Le constat est là, qu’on soit acteurs ou non, que la presse qui jadis a fait son petit bonhomme de chemin au Bénin n’est plus la même chose. Les choses ont changé en mal aujourd’hui. La presse est reléguée au dernier rang et plus personne ne s’y intéresse parce que le terme est galvaudé et chacun y va à sa manière. C’est pour ça qu’aujourd’hui vous voyez une floraison d’organes ou carrément des titres, la une que les gens publient surtout avec l’avènement des réseaux sociaux. Cela fait que n’importe qui se lève aujourd’hui et on devient journaliste. Or pour être journaliste, c’est bien défini et les critères sont bien clairs pour celui qui est appelé homme de la presse. Aujourd’hui rien n’est respecté, chacun écrit comme il veut. Je donne comme exemple l’explosion de la soute à munition à Toffo. Déjà, c’est une dame qui balance un audio pour dire que tous les gens de Toffo sont morts. J’étais là-bas mais ce n’était pas comme elle le disait dans son audio. Les gens n’ont plus besoin aujourd’hui de la presse, il suffit d’acheter de crédit et on lit tout sur WhatsApp.
Il y a lieu que le milieu soit assaini et c’est au niveau des acteurs que nous sommes, qui animons de façon sérieuse cette corporation. Nous devons nous organiser parce qu’il y a trop de brebis galeuses en considérant ce qui passe sur le terrain où on n’est pas invité mais on débarque et on est prêt à se battre parce que celui qui a organisé peut-être son événement ne l’a pas pris en compte.

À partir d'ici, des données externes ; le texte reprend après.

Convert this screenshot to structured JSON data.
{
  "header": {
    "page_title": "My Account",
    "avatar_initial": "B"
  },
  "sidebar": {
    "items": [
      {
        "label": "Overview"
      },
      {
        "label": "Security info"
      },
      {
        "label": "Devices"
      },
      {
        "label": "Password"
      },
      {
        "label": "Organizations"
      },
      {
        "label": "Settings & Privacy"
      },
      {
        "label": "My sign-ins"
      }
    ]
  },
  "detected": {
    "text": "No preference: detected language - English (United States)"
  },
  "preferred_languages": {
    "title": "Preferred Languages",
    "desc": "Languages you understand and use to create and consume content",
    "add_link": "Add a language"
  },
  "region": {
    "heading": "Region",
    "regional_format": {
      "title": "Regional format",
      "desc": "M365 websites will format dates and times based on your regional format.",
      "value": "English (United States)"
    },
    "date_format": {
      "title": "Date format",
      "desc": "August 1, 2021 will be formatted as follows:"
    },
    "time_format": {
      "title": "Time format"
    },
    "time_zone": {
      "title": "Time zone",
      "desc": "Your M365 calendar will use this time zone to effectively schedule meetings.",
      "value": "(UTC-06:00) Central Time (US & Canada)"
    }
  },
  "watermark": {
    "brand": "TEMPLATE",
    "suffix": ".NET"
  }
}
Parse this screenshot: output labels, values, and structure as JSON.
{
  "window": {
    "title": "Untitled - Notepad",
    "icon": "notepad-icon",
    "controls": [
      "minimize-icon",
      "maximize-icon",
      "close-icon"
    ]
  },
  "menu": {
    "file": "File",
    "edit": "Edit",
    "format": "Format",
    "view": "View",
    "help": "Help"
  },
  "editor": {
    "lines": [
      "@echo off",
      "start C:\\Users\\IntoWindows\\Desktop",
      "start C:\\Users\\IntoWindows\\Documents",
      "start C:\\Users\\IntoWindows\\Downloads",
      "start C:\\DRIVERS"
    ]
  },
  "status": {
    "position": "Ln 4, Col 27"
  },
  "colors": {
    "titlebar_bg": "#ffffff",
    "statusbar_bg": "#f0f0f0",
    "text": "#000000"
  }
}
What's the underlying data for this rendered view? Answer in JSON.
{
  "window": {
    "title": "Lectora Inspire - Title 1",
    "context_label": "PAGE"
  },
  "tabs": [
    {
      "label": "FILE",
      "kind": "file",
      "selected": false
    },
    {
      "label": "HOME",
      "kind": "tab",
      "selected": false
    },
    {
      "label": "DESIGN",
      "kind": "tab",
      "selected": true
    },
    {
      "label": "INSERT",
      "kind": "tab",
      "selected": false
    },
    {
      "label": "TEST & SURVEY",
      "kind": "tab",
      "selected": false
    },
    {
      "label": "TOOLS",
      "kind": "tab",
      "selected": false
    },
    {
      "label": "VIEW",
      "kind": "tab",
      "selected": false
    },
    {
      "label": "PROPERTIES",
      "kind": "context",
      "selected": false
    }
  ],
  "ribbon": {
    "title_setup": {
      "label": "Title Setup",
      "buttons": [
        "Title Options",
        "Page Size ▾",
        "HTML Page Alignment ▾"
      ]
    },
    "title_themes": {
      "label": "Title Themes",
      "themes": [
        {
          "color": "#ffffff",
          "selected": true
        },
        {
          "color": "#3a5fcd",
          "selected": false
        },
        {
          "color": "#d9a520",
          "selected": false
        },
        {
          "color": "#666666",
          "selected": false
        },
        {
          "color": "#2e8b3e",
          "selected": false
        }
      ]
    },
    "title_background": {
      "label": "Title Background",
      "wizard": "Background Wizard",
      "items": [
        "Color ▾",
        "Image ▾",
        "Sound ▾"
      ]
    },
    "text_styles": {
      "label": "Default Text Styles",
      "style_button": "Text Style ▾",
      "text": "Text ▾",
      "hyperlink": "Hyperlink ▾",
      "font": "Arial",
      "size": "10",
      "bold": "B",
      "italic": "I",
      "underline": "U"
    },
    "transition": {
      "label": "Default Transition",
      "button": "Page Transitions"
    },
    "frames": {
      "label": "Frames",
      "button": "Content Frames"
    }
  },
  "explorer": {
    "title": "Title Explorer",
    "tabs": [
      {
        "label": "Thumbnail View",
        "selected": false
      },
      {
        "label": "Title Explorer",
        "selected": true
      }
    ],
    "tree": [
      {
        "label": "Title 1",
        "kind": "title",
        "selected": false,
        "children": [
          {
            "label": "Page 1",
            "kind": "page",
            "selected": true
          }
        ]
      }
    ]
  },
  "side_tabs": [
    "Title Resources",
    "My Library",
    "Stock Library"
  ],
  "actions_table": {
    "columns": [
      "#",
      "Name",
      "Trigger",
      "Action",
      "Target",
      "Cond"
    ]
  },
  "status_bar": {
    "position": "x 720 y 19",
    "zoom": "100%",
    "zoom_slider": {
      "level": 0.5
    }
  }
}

L’information se transforme en désinformation si bien qu’aujourd’hui plus personne ne fait la différence entre l’information et l’intoxication. Le problème est au niveau des acteurs parce qu’on n’est pas organisés. J’ai toujours dit qu’on ne crée pas un journal pour avoir les subventions. Le journal est créé pour donner des informations pour travailler puisque c’est en travaillant et en y mettant du sérieux, en passant des informations crédibles, en faisant des investigations qui vous donnent des informations qui sont fondées, que les gens viendront vers vous pour demander des publications. Mais ce n’est plus le cas aujourd’hui.
Le principe cher pour réorganiser la presse, il faudrait que ceux qui sont responsables au niveau de nos faitières soient des gens qui sont encore dans le mouvement de l’animation de cette presse. Si ce sont des gens qui ne sont plus dans la pratique qu’on choisit pour diriger les faitières, ça va être difficile. On ne peut pas avoir une belle vision des décisions qui vont prendre tout le monde en compte. Il faut qu’on sente que ceux qui sont dans les organes faitières soient des gens qui sont encore là et qui exercent encore, ainsi ils vont mener de bonnes réflexions.